Spring Boot
Spring Boot Project: Enhancing the API with Spring Security and ResponseEntity
This project aims to improve a Spring Boot application, making it more robust and secure. Some of the key features and functionalities include:
1. Customization of API Responses with ResponseEntity:
- Use of the Spring ResponseEntity class to customize the returns of methods in a Controller.
- Modification of HTTP codes in API responses to provide more detailed information.
2. Adding Headers to Responses:
- Implementation of the ability to add custom headers to API responses, providing greater flexibility.
3. Using Appropriate HTTP Codes:
- Assigning the most appropriate HTTP codes for each operation performed in the API, improving the semantics of responses.
4. Exception Handling:
- Creation of a dedicated class to isolate exception handling in the API, using the @RestControllerAdvice annotation.
- Use of the @ExceptionHandler annotation to indicate which exception a specific method in the error-handling class should catch.
- Handling of errors such as 404 (Not Found) and 400 (Bad Request) for Bean Validation errors.
- Simplifying the JSON returned by the API in cases of Bean Validation errors.
5. Authentication and Authorization:
- Integration of Spring Security into the application to manage the authentication and authorization process in a REST API.
- Implementation of the default behavior of Spring Security in the application.
- Stateless authentication of the API, leveraging Spring Security classes and configurations.
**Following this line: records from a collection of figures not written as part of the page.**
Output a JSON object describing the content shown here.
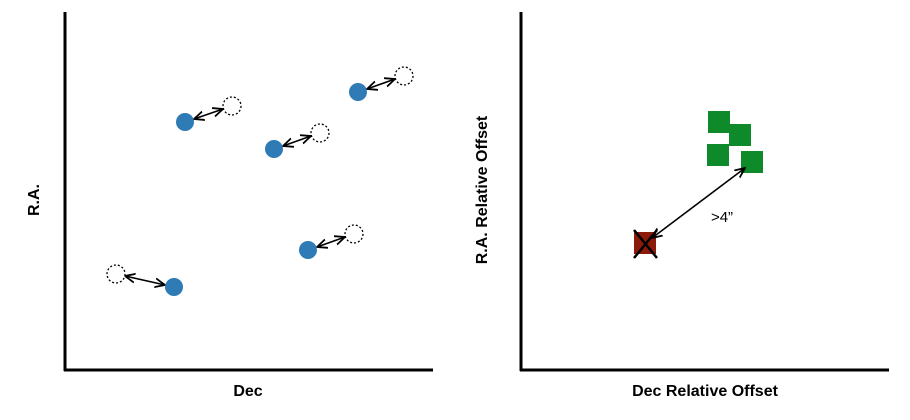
{
  "panels": [
    {
      "y_label": "R.A.",
      "x_label": "Dec"
    },
    {
      "y_label": "R.A. Relative Offset",
      "x_label": "Dec Relative Offset",
      "annotation": ">4”"
    }
  ]
}
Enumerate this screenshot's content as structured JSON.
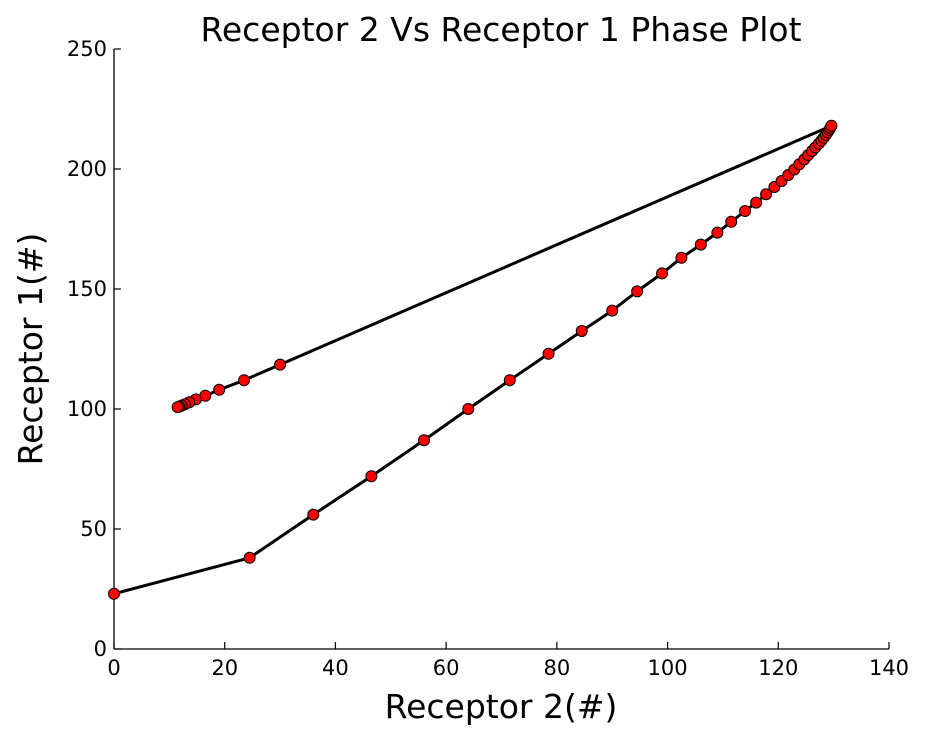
{
  "chart_data": {
    "type": "line",
    "title": "Receptor 2 Vs Receptor 1 Phase Plot",
    "xlabel": "Receptor 2(#)",
    "ylabel": "Receptor 1(#)",
    "xlim": [
      0,
      140
    ],
    "ylim": [
      0,
      250
    ],
    "xticks": [
      0,
      20,
      40,
      60,
      80,
      100,
      120,
      140
    ],
    "yticks": [
      0,
      50,
      100,
      150,
      200,
      250
    ],
    "xtick_labels": [
      "0",
      "20",
      "40",
      "60",
      "80",
      "100",
      "120",
      "140"
    ],
    "ytick_labels": [
      "0",
      "50",
      "100",
      "150",
      "200",
      "250"
    ],
    "grid": false,
    "line_color": "#000000",
    "marker_color": "#ff0000",
    "marker_edge_color": "#000000",
    "series": [
      {
        "points": [
          [
            0,
            23
          ],
          [
            24.5,
            38
          ],
          [
            36,
            56
          ],
          [
            46.5,
            72
          ],
          [
            56,
            87
          ],
          [
            64,
            100
          ],
          [
            71.5,
            112
          ],
          [
            78.5,
            123
          ],
          [
            84.5,
            132.5
          ],
          [
            90,
            141
          ],
          [
            94.5,
            149
          ],
          [
            99,
            156.5
          ],
          [
            102.5,
            163
          ],
          [
            106,
            168.5
          ],
          [
            109,
            173.5
          ],
          [
            111.5,
            178
          ],
          [
            114,
            182.5
          ],
          [
            116,
            186
          ],
          [
            117.8,
            189.5
          ],
          [
            119.3,
            192.5
          ],
          [
            120.6,
            195
          ],
          [
            121.8,
            197.5
          ],
          [
            122.9,
            199.8
          ],
          [
            123.8,
            202
          ],
          [
            124.7,
            204
          ],
          [
            125.4,
            205.8
          ],
          [
            126.1,
            207.5
          ],
          [
            126.7,
            209
          ],
          [
            127.3,
            210.5
          ],
          [
            127.8,
            211.8
          ],
          [
            128.2,
            213
          ],
          [
            128.6,
            214.2
          ],
          [
            128.9,
            215.3
          ],
          [
            129.2,
            216.3
          ],
          [
            129.4,
            217.2
          ],
          [
            129.6,
            218
          ],
          [
            30,
            118.5
          ],
          [
            23.5,
            112
          ],
          [
            19,
            108
          ],
          [
            16.5,
            105.5
          ],
          [
            14.8,
            104
          ],
          [
            13.6,
            102.8
          ],
          [
            12.8,
            102
          ],
          [
            12.2,
            101.4
          ],
          [
            11.8,
            101
          ],
          [
            11.5,
            100.8
          ]
        ]
      }
    ]
  }
}
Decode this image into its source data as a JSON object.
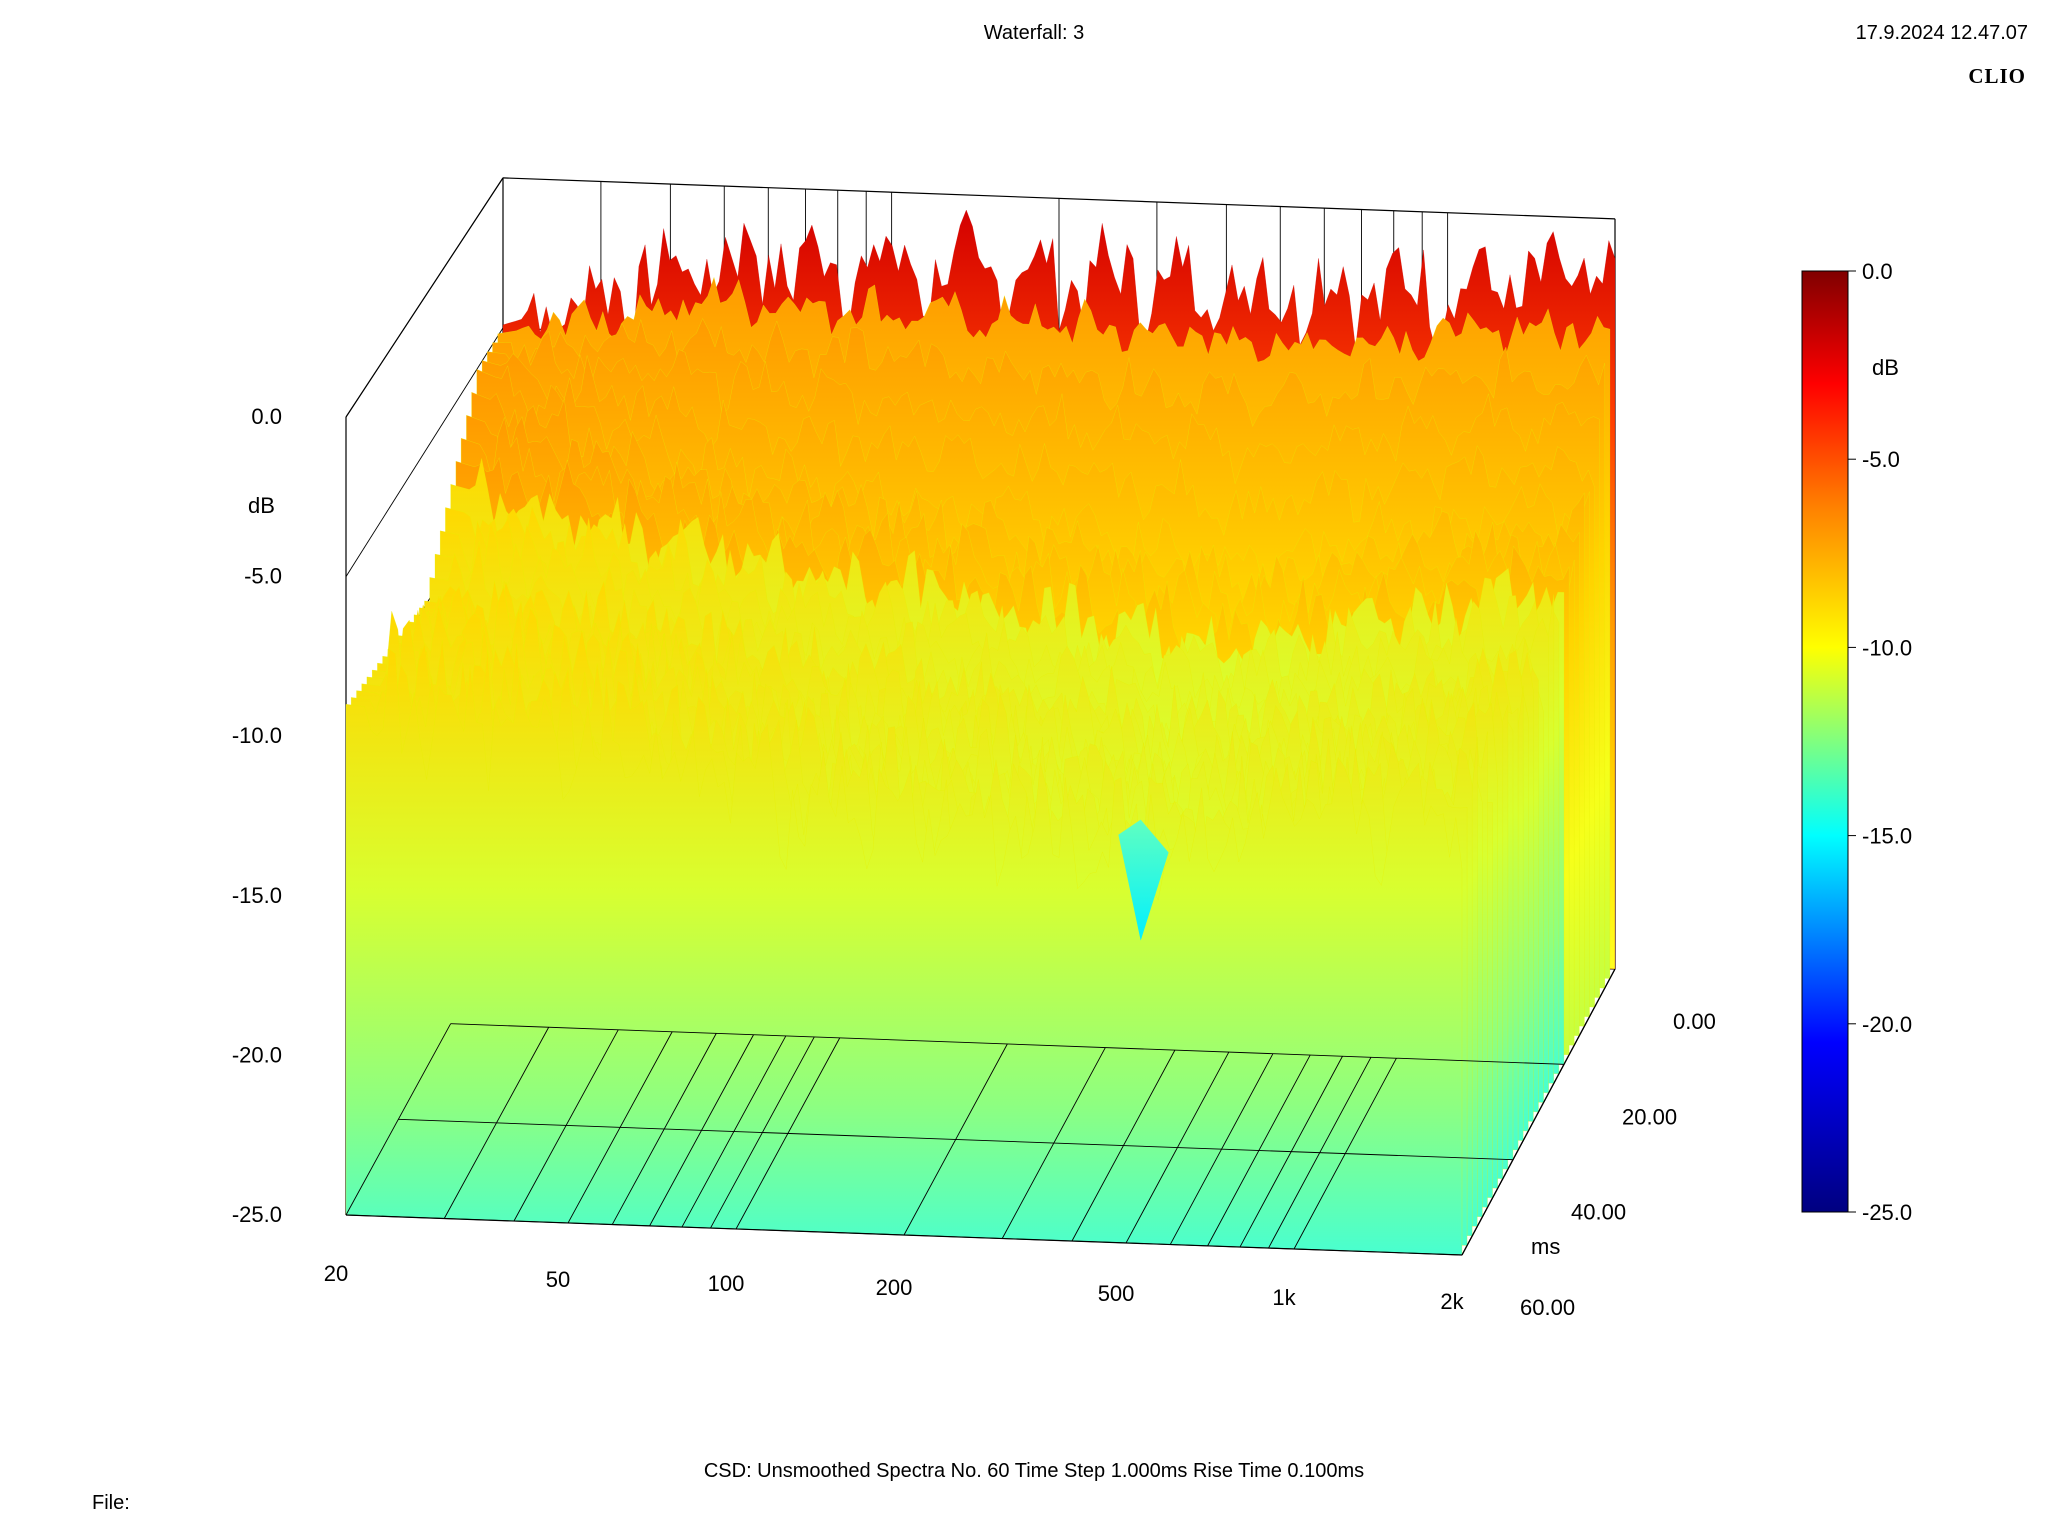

6. Token Generation with Auth0 java-jwt:
- Addition of the Auth0 java-jwt library as a project dependency.
- Use of this library to generate tokens in the API.
- Injection of properties from the application.properties file into a class managed by Spring using the @Value annotation.
- Provision of generated tokens in the API when a user authenticates.
7. Implementation of Filters:
- Functionality of filters in a request for additional processing.
- Creation of a filter through a class that inherits from the Spring OncePerRequestFilter class.
- Validation of tokens received in the API using the Auth0 java-jwt library.
- Authentication of the request through the Spring SecurityContextHolder class.
- Granting and restricting requests based on the URL and HTTP protocol verb, enhancing the application's security.
This project encompasses several important enhancements and functionalities to improve a Spring Boot application, from exception handling to API security and customization of HTTP responses.